Rockdrigo era, además de músico, un lector empedernido. Su obra está impregnada de referencias literarias, observaciones sociales y una ironía punzante. No necesitaba metáforas rebuscadas para retratar la ciudad; le bastaban las palabras justas. Sus letras abordaban temas como la soledad, el metro, el smog, la rutina y el desencanto. Fue uno de los grandes cronistas de la Ciudad de México, y como buen cronista, su labor fue documentar lo cotidiano con inteligencia y sensibilidad.

 

La mañana del 19 de septiembre de 1985, él dormía junto a su pareja en un edificio de departamentos ubicado en la calle Bruselas, colonia Juárez. El edificio colapsó. Rodrigo tenía apenas 34 años. Con él, murió una voz que apenas comenzaba a resonar con más fuerza. Con esa crudeza que a veces tiene el humor mexicano, se dice que el “profeta del nopal” murió por una sobredosis de cemento.

 

Aunque en vida su popularidad fue limitada, su legado ha crecido con los años. Las generaciones posteriores —fans, músicos, periodistas, académicos— se han encargado de mantener viva su obra. Prueba de ello es la estatua en su honor dentro de la estación del Metro Balderas, ese mismo lugar que inmortalizó en una de sus canciones más emblemáticas. Su figura se ha vuelto mítica, casi de culto, como un símbolo de rebeldía, inteligencia y sensibilidad urbana.

 

Entrar a la obra del profeta del nopal es adentrarse en una ciudad que respira a través de sus canciones. Es poca su discografía, sí, pero de una calidad inmensa. ¿Mi favorita?

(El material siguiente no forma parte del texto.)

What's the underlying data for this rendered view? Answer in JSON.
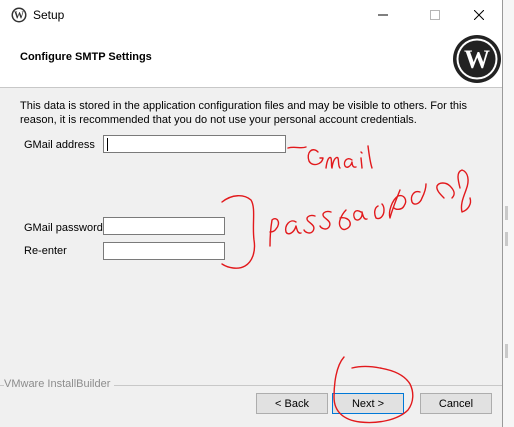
{
  "window": {
    "title": "Setup",
    "icon": "wordpress-icon",
    "controls": [
      "minimize-icon",
      "maximize-icon",
      "close-icon"
    ]
  },
  "header": {
    "title": "Configure SMTP Settings",
    "logo": "wordpress-logo"
  },
  "description": "This data is stored in the application configuration files and may be visible to others. For this reason, it is recommended that you do not use your personal account credentials.",
  "form": {
    "gmail_address": {
      "label": "GMail address",
      "value": ""
    },
    "gmail_password": {
      "label": "GMail password",
      "value": ""
    },
    "reenter": {
      "label": "Re-enter",
      "value": ""
    }
  },
  "annotations": {
    "gmail_note": "Gmail",
    "password_note": "password",
    "color": "#e2191c"
  },
  "footer": {
    "brand": "VMware InstallBuilder",
    "back_label": "< Back",
    "next_label": "Next >",
    "cancel_label": "Cancel"
  }
}
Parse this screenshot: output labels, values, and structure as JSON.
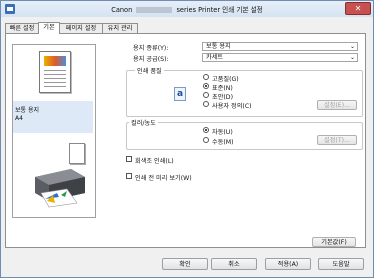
{
  "window": {
    "title_prefix": "Canon",
    "title_suffix": "series Printer 인쇄 기본 설정",
    "close_glyph": "✕"
  },
  "tabs": [
    {
      "label": "빠른 설정",
      "active": false
    },
    {
      "label": "기본",
      "active": true
    },
    {
      "label": "페이지 설정",
      "active": false
    },
    {
      "label": "유지 관리",
      "active": false
    }
  ],
  "preview": {
    "media_label": "보통 용지",
    "size_label": "A4"
  },
  "media": {
    "type_label": "용지 종류(Y):",
    "type_value": "보통 용지",
    "source_label": "용지 공급(S):",
    "source_value": "카세트"
  },
  "quality": {
    "group_title": "인쇄 품질",
    "options": [
      "고품질(G)",
      "표준(N)",
      "초안(D)",
      "사용자 정의(C)"
    ],
    "selected_index": 1,
    "settings_button": "설정(E)..."
  },
  "color": {
    "group_title": "컬러/농도",
    "options": [
      "자동(U)",
      "수동(M)"
    ],
    "selected_index": 0,
    "settings_button": "설정(T)..."
  },
  "checkboxes": {
    "grayscale": {
      "label": "회색조 인쇄(L)",
      "checked": false
    },
    "preview_before": {
      "label": "인쇄 전 미리 보기(W)",
      "checked": false
    }
  },
  "buttons": {
    "defaults": "기본값(F)",
    "ok": "확인",
    "cancel": "취소",
    "apply": "적용(A)",
    "help": "도움말"
  },
  "icons": {
    "dropdown_arrow": "⌄",
    "quality_icon_glyph": "a"
  }
}
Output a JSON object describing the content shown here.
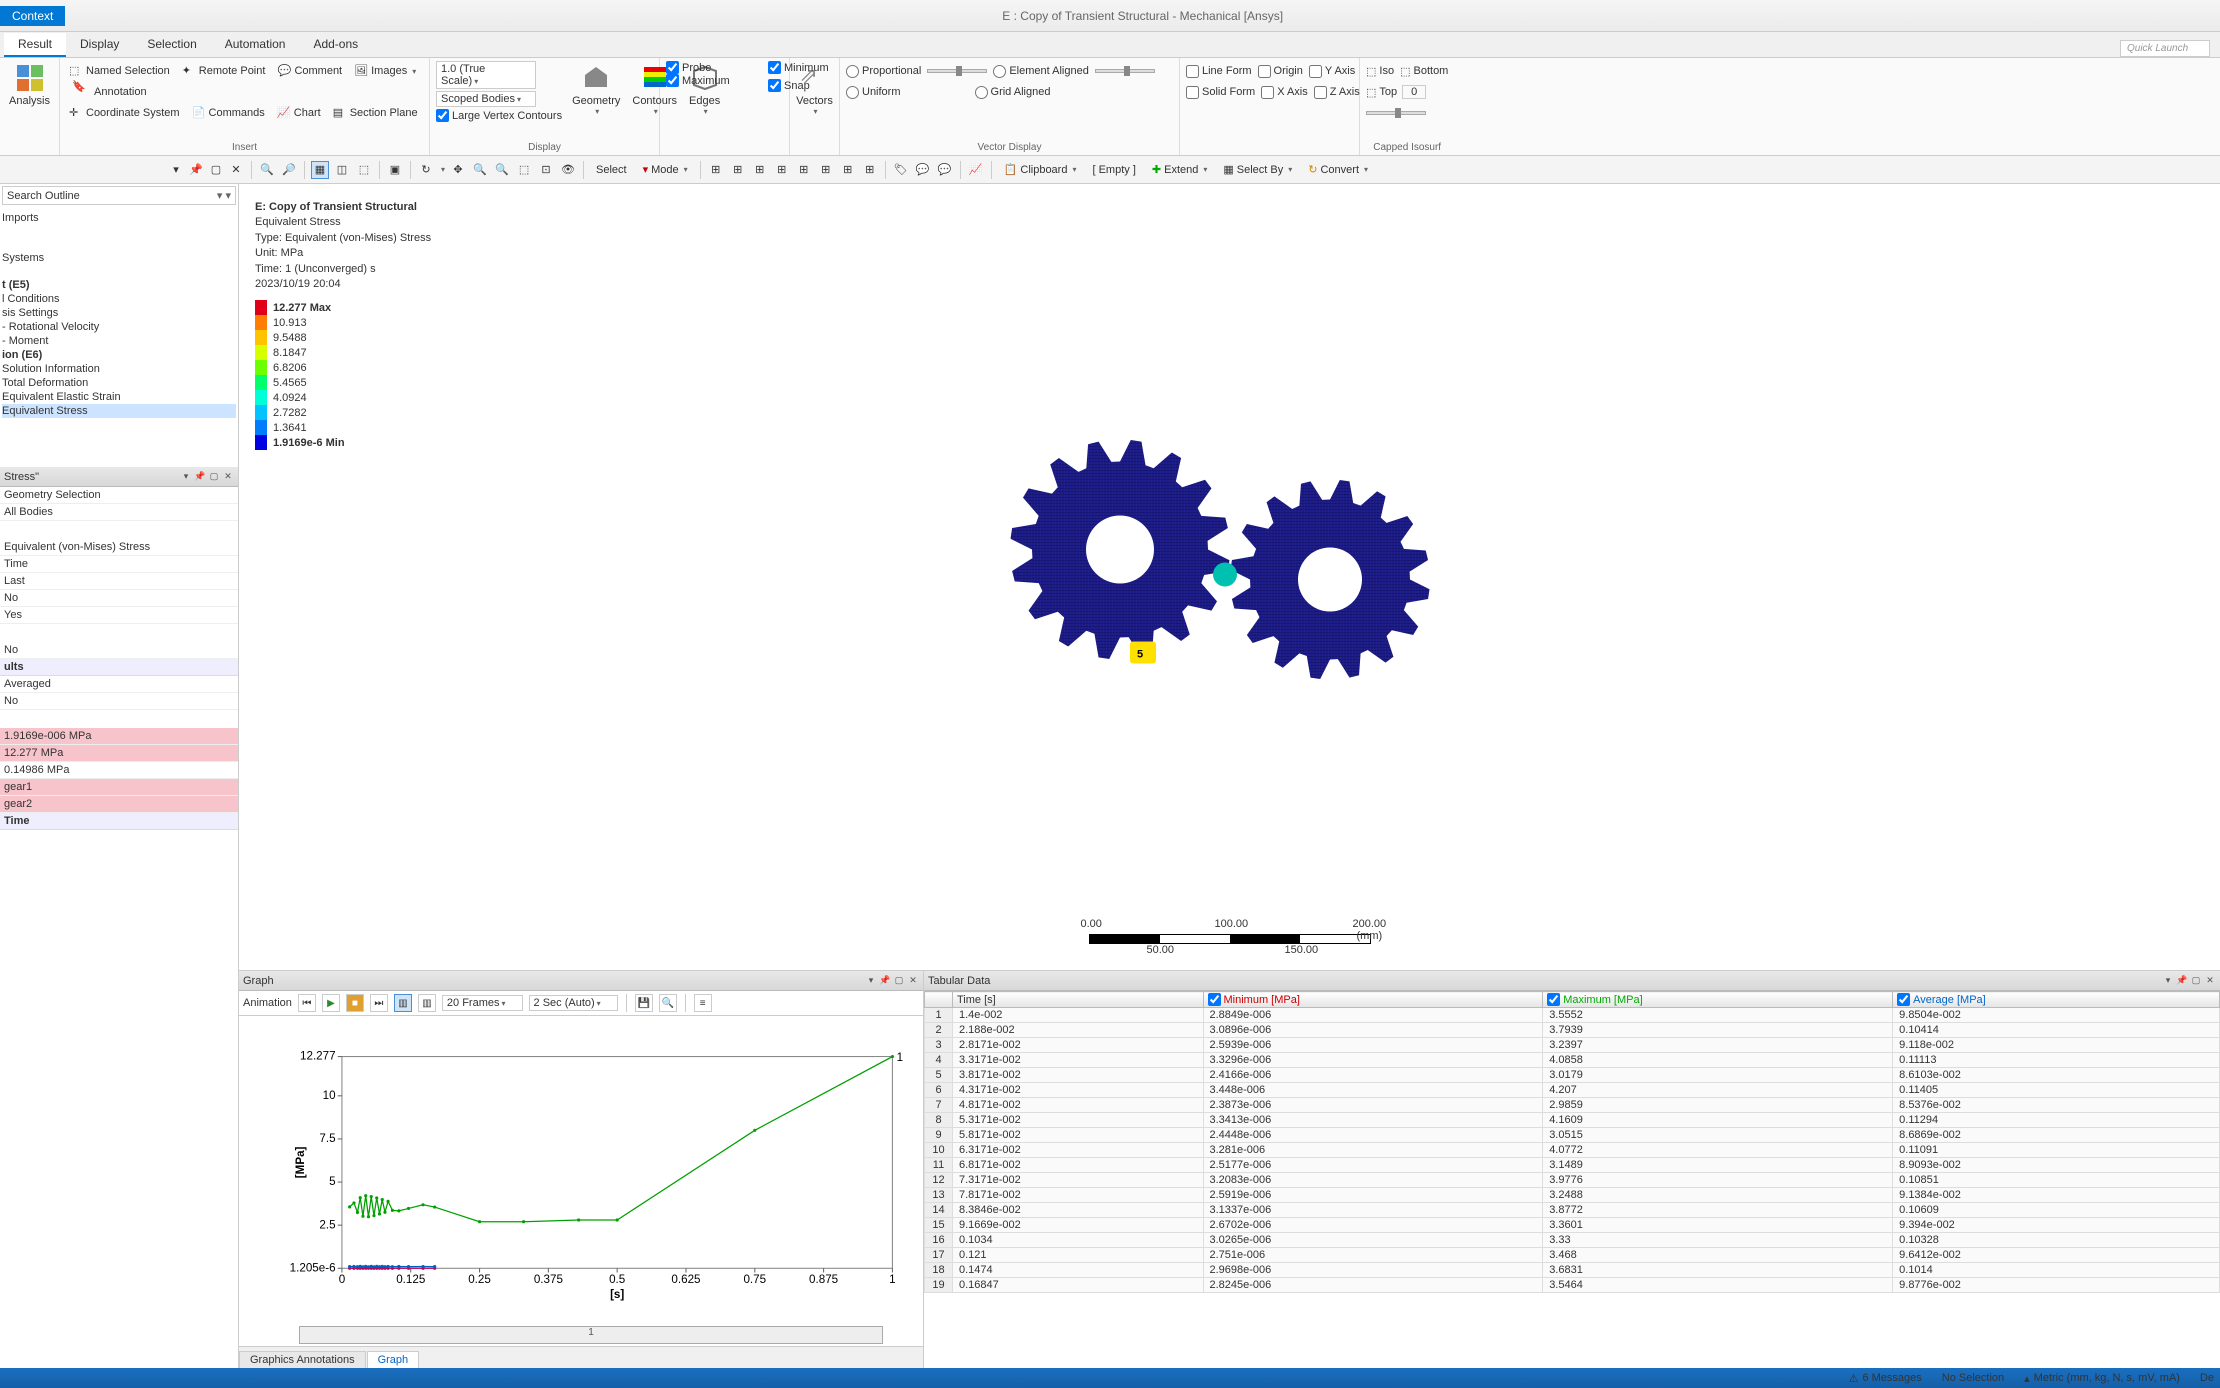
{
  "title_bar": {
    "context_tab": "Context",
    "title": "E : Copy of Transient Structural - Mechanical [Ansys]"
  },
  "ribbon_tabs": [
    "Result",
    "Display",
    "Selection",
    "Automation",
    "Add-ons"
  ],
  "quick_launch": "Quick Launch",
  "ribbon": {
    "analysis_btn": "Analysis",
    "insert_group": "Insert",
    "named_selection": "Named Selection",
    "remote_point": "Remote Point",
    "comment": "Comment",
    "images": "Images",
    "annotation": "Annotation",
    "coord_sys": "Coordinate System",
    "commands": "Commands",
    "chart": "Chart",
    "section_plane": "Section Plane",
    "scale_combo": "1.0 (True Scale)",
    "scoped_bodies": "Scoped Bodies",
    "large_vertex": "Large Vertex Contours",
    "geometry": "Geometry",
    "contours": "Contours",
    "edges": "Edges",
    "display_group": "Display",
    "probe": "Probe",
    "minimum": "Minimum",
    "maximum": "Maximum",
    "snap": "Snap",
    "vectors": "Vectors",
    "proportional": "Proportional",
    "uniform": "Uniform",
    "element_aligned": "Element Aligned",
    "grid_aligned": "Grid Aligned",
    "vector_display": "Vector Display",
    "line_form": "Line Form",
    "solid_form": "Solid Form",
    "origin": "Origin",
    "x_axis": "X Axis",
    "y_axis": "Y Axis",
    "z_axis": "Z Axis",
    "iso": "Iso",
    "top": "Top",
    "bottom": "Bottom",
    "capped_iso": "Capped Isosurf"
  },
  "toolbar": {
    "select": "Select",
    "mode": "Mode",
    "clipboard": "Clipboard",
    "empty": "[ Empty ]",
    "extend": "Extend",
    "select_by": "Select By",
    "convert": "Convert"
  },
  "tree": {
    "search": "Search Outline",
    "imports": "Imports",
    "systems": "Systems",
    "item_e5": "t (E5)",
    "conditions": "l Conditions",
    "settings": "sis Settings",
    "rot_vel": "- Rotational Velocity",
    "moment": "- Moment",
    "item_e6": "ion (E6)",
    "sol_info": "Solution Information",
    "tot_def": "Total Deformation",
    "eq_strain": "Equivalent Elastic Strain",
    "eq_stress": "Equivalent Stress"
  },
  "details": {
    "panel_title": "Stress\"",
    "geom_sel_label": "Geometry Selection",
    "geom_sel_val": "",
    "all_bodies": "All Bodies",
    "eq_stress": "Equivalent (von-Mises) Stress",
    "time": "Time",
    "last": "Last",
    "no1": "No",
    "yes": "Yes",
    "no2": "No",
    "results_hdr": "ults",
    "averaged": "Averaged",
    "no3": "No",
    "min_val": "1.9169e-006 MPa",
    "max_val": "12.277 MPa",
    "avg_val": "0.14986 MPa",
    "gear1": "gear1",
    "gear2": "gear2",
    "time2": "Time"
  },
  "legend": {
    "title": "E: Copy of Transient Structural",
    "subtitle": "Equivalent Stress",
    "type": "Type: Equivalent (von-Mises) Stress",
    "unit": "Unit: MPa",
    "time_line": "Time: 1 (Unconverged) s",
    "date": "2023/10/19 20:04",
    "max": "12.277 Max",
    "steps": [
      "10.913",
      "9.5488",
      "8.1847",
      "6.8206",
      "5.4565",
      "4.0924",
      "2.7282",
      "1.3641"
    ],
    "min": "1.9169e-6 Min",
    "colors": [
      "#e0001a",
      "#ff7d00",
      "#ffc300",
      "#d6ff00",
      "#6bff00",
      "#00ff6b",
      "#00ffd6",
      "#00c3ff",
      "#007dff",
      "#0000e0"
    ]
  },
  "scale": {
    "v0": "0.00",
    "v50": "50.00",
    "v100": "100.00",
    "v150": "150.00",
    "v200": "200.00 (mm)"
  },
  "graph": {
    "panel": "Graph",
    "animation": "Animation",
    "frames": "20 Frames",
    "loop": "2 Sec (Auto)",
    "tabs": {
      "annotations": "Graphics Annotations",
      "graph": "Graph"
    }
  },
  "chart_data": {
    "type": "line",
    "xlabel": "[s]",
    "ylabel": "[MPa]",
    "xlim": [
      0,
      1
    ],
    "ylim": [
      0,
      12.277
    ],
    "xticks": [
      0,
      0.125,
      0.25,
      0.375,
      0.5,
      0.625,
      0.75,
      0.875,
      1
    ],
    "yticks": [
      1.2046e-06,
      2.5,
      5.0,
      7.5,
      10.0,
      12.277
    ],
    "series": [
      {
        "name": "Minimum",
        "color": "#c00060",
        "x": [
          0.014,
          0.0219,
          0.0282,
          0.0332,
          0.0382,
          0.0432,
          0.0482,
          0.0532,
          0.0582,
          0.0632,
          0.0682,
          0.0732,
          0.0782,
          0.0838,
          0.0917,
          0.1034,
          0.121,
          0.1474,
          0.16847
        ],
        "y": [
          2.88e-06,
          3.09e-06,
          2.59e-06,
          3.33e-06,
          2.42e-06,
          3.45e-06,
          2.39e-06,
          3.34e-06,
          2.45e-06,
          3.28e-06,
          2.52e-06,
          3.21e-06,
          2.59e-06,
          3.13e-06,
          2.67e-06,
          3.03e-06,
          2.75e-06,
          2.97e-06,
          2.82e-06
        ]
      },
      {
        "name": "Maximum",
        "color": "#00a000",
        "x": [
          0.014,
          0.0219,
          0.0282,
          0.0332,
          0.0382,
          0.0432,
          0.0482,
          0.0532,
          0.0582,
          0.0632,
          0.0682,
          0.0732,
          0.0782,
          0.0838,
          0.0917,
          0.1034,
          0.121,
          0.1474,
          0.16847,
          0.25,
          0.33,
          0.43,
          0.5,
          0.75,
          1.0
        ],
        "y": [
          3.56,
          3.79,
          3.24,
          4.09,
          3.02,
          4.21,
          2.99,
          4.16,
          3.05,
          4.08,
          3.15,
          3.98,
          3.25,
          3.88,
          3.36,
          3.33,
          3.47,
          3.68,
          3.55,
          2.7,
          2.7,
          2.8,
          2.8,
          8.0,
          12.277
        ]
      },
      {
        "name": "Average",
        "color": "#0060c0",
        "x": [
          0.014,
          0.0219,
          0.0282,
          0.0332,
          0.0382,
          0.0432,
          0.0482,
          0.0532,
          0.0582,
          0.0632,
          0.0682,
          0.0732,
          0.0782,
          0.0838,
          0.0917,
          0.1034,
          0.121,
          0.1474,
          0.16847
        ],
        "y": [
          0.099,
          0.104,
          0.092,
          0.111,
          0.086,
          0.115,
          0.085,
          0.113,
          0.087,
          0.111,
          0.09,
          0.109,
          0.092,
          0.106,
          0.094,
          0.103,
          0.096,
          0.101,
          0.096
        ]
      }
    ]
  },
  "tabular": {
    "panel": "Tabular Data",
    "headers": {
      "time": "Time [s]",
      "min": "Minimum [MPa]",
      "max": "Maximum [MPa]",
      "avg": "Average [MPa]"
    },
    "rows": [
      [
        "1",
        "1.4e-002",
        "2.8849e-006",
        "3.5552",
        "9.8504e-002"
      ],
      [
        "2",
        "2.188e-002",
        "3.0896e-006",
        "3.7939",
        "0.10414"
      ],
      [
        "3",
        "2.8171e-002",
        "2.5939e-006",
        "3.2397",
        "9.118e-002"
      ],
      [
        "4",
        "3.3171e-002",
        "3.3296e-006",
        "4.0858",
        "0.11113"
      ],
      [
        "5",
        "3.8171e-002",
        "2.4166e-006",
        "3.0179",
        "8.6103e-002"
      ],
      [
        "6",
        "4.3171e-002",
        "3.448e-006",
        "4.207",
        "0.11405"
      ],
      [
        "7",
        "4.8171e-002",
        "2.3873e-006",
        "2.9859",
        "8.5376e-002"
      ],
      [
        "8",
        "5.3171e-002",
        "3.3413e-006",
        "4.1609",
        "0.11294"
      ],
      [
        "9",
        "5.8171e-002",
        "2.4448e-006",
        "3.0515",
        "8.6869e-002"
      ],
      [
        "10",
        "6.3171e-002",
        "3.281e-006",
        "4.0772",
        "0.11091"
      ],
      [
        "11",
        "6.8171e-002",
        "2.5177e-006",
        "3.1489",
        "8.9093e-002"
      ],
      [
        "12",
        "7.3171e-002",
        "3.2083e-006",
        "3.9776",
        "0.10851"
      ],
      [
        "13",
        "7.8171e-002",
        "2.5919e-006",
        "3.2488",
        "9.1384e-002"
      ],
      [
        "14",
        "8.3846e-002",
        "3.1337e-006",
        "3.8772",
        "0.10609"
      ],
      [
        "15",
        "9.1669e-002",
        "2.6702e-006",
        "3.3601",
        "9.394e-002"
      ],
      [
        "16",
        "0.1034",
        "3.0265e-006",
        "3.33",
        "0.10328"
      ],
      [
        "17",
        "0.121",
        "2.751e-006",
        "3.468",
        "9.6412e-002"
      ],
      [
        "18",
        "0.1474",
        "2.9698e-006",
        "3.6831",
        "0.1014"
      ],
      [
        "19",
        "0.16847",
        "2.8245e-006",
        "3.5464",
        "9.8776e-002"
      ]
    ]
  },
  "status": {
    "messages": "6 Messages",
    "selection": "No Selection",
    "units": "Metric (mm, kg, N, s, mV, mA)",
    "deg": "De"
  }
}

Sin duda, la grandiosa y soberbia “Metro Balderas”, no solo mi canción favorita de Rockdrigo, sino de todo el rock mexicano (y no, por favor, no confundir con la infame versión de Alejandro Lora).

 

Otra que me eriza la piel es ese himno contra la rutina, tan reconocible porque todos, en algún punto, nos hemos sentido atrapados por la monotonía y la necesidad urgente de escapar: “No tengo tiempo”. Por cierto, existe una gran versión de esta canción interpretada por la banda Heavy Nopal, que le rinde un digno tributo.

 

A veces uno se pregunta qué más habría hecho Rockdrigo si hubiera vivido más. Tal vez habría sido un referente internacional del rock en español, tal vez se habría cansado del mundo musical y se habría refugiado en los libros, tal vez no. Lo cierto es que, en poco tiempo, dejó una huella imborrable.

 

Y aunque su voz se apagó bajo los escombros, su música sigue ahí, sobreviviendo como sobrevive la ciudad: con memoria, con dignidad y con ganas de cantar.